Media ReleaseFrom: ARC Centre of Excellence in Plant Energy Biology
The heat is on – researchers discover global patterns in plant responses to temperature
Plants from all over the globe respond to temperature changes in remarkably similar ways, researchers have found. The finding has important implications for climate modelling.
The research, published today in the journal Proceedings of the National Academy of Sciences, is the most comprehensive study of plant respiration responses to temperature ever conducted.
Plants from habitats all over the world were examined by an international team of researchers. Despite the diversity in the plant types surveyed the results point to striking similarities in how different plants alter their respiration rate in response to increasing temperature.
Cellular respiration is the set of metabolic reactions used by plants to make usable energy for growth and cell maintenance. Plants release carbon dioxide during cellular respiration as a by-product of converting sugars into energy.

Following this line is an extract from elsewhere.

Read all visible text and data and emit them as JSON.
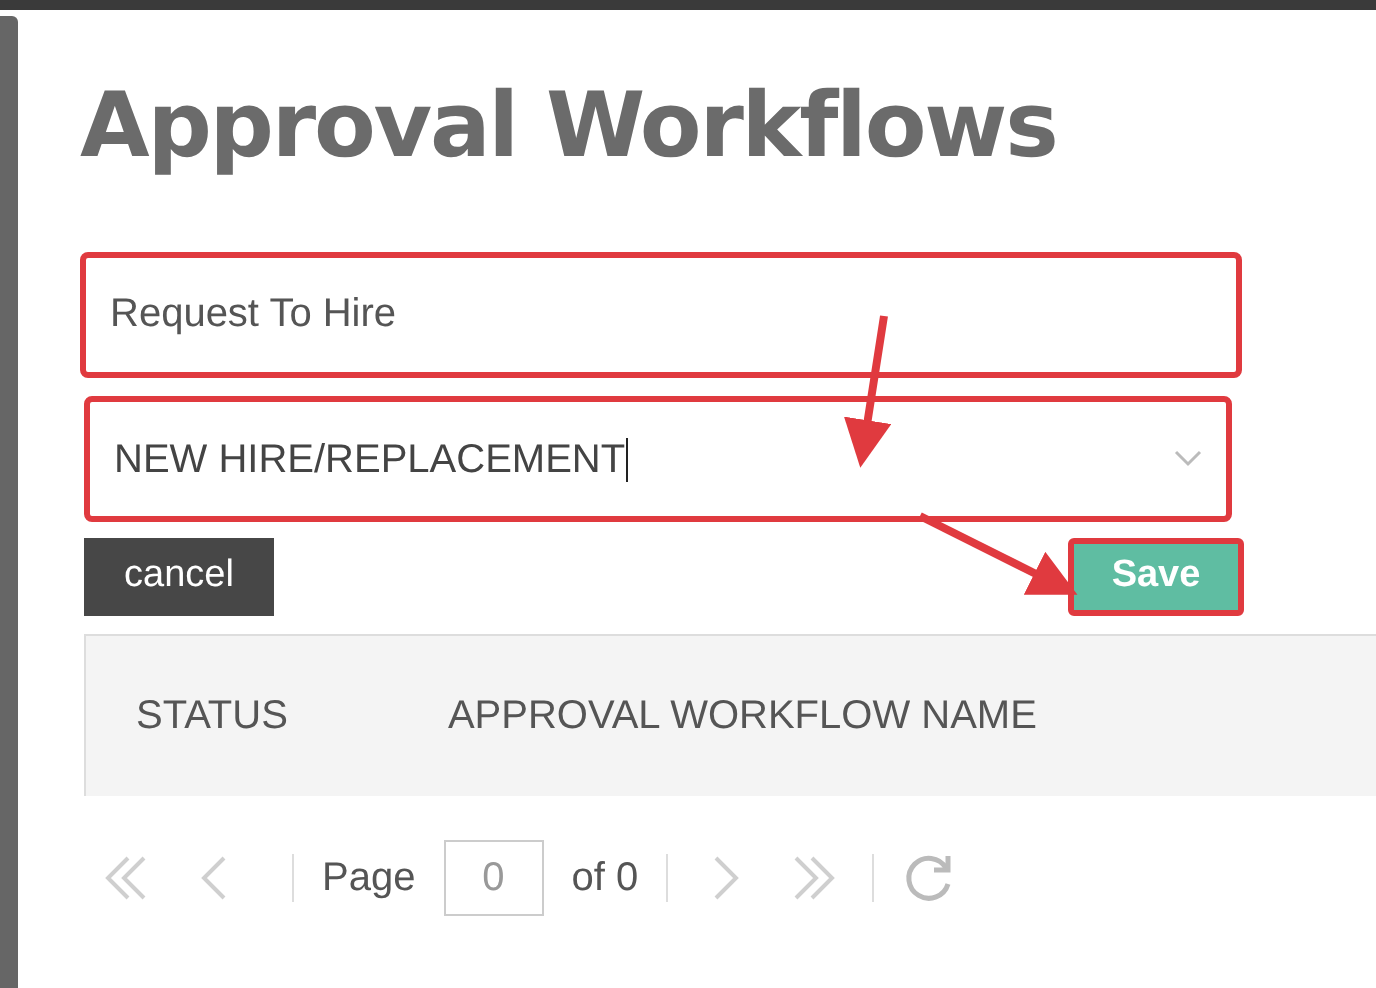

Researchers measured the respiration rates of vegetation at eighteen remote sites around the world which represented seven different types of plant habitat. They found that the sensitivity of respiration to temperature decreases as plants warm.
“We looked at a wide range of plants growing in contrasting environments, from the arid woodlands of Western Australia, to the deciduous forests of New York, the arctic tundra in Alaska, the boreal forests of Sweden and the tropical forests of Costa Rica and Peru” said Professor Owen Atkin, from the ARC Centre of Excellence in Plant Energy Biology at the Australian National University (ANU), who led the study.
“We found that there were predictable patterns of respiration across the globe.
“We saw that in the cold, respiration is more sensitive to temperature than previously thought and that the sensitivity of respiration declines at higher temperatures. Amazingly, these patterns were remarkably uniform across all the habitats and plant types studied.”
The finding points to universally conserved controls of temperature responsiveness across the world’s plant life.
The patterns revealed by the study are important for climate modelling as they differ from a previous assumption that the temperature sensitivity of plant respiration is constant as leaves heat up.
“Currently, climate models assume that respiration doubles for each 10°C rise in temperature” said co-author Professor Mark Tjoelker of the Hawkesbury Institute for the Environment at Western Sydney University.
The reality that, across multiple plant species, respiration is more temperature sensitive that previously assumed and becomes less sensitive as the temperature rises is valuable information for creating accurate climate models.
Plant respiration is a major contributor of carbon to the atmosphere and plays a key role in the global carbon cycle. Climate models are routinely used to predict how warm the Earth will be later this century. Central to this is the prediction of carbon flows between plants and the atmosphere.
“The findings of this study have important consequences for estimating carbon storage in vegetation, and for predicting concentrations of atmospheric carbon dioxide and future surface temperatures" said lead author, Dr Mary Heskel, now based at the Marine Biological Laboratory in Woods Hole, USA.
“Using this information models can now far more accurately predict carbon-exchange in ecosystems.”
The work was performed by an international collaboration of researchers, including the ARC Centre of Excellence in Plant Energy Biology at ANU, Western Sydney University, and several leading institutions in the USA, UK, Sweden and New Zealand.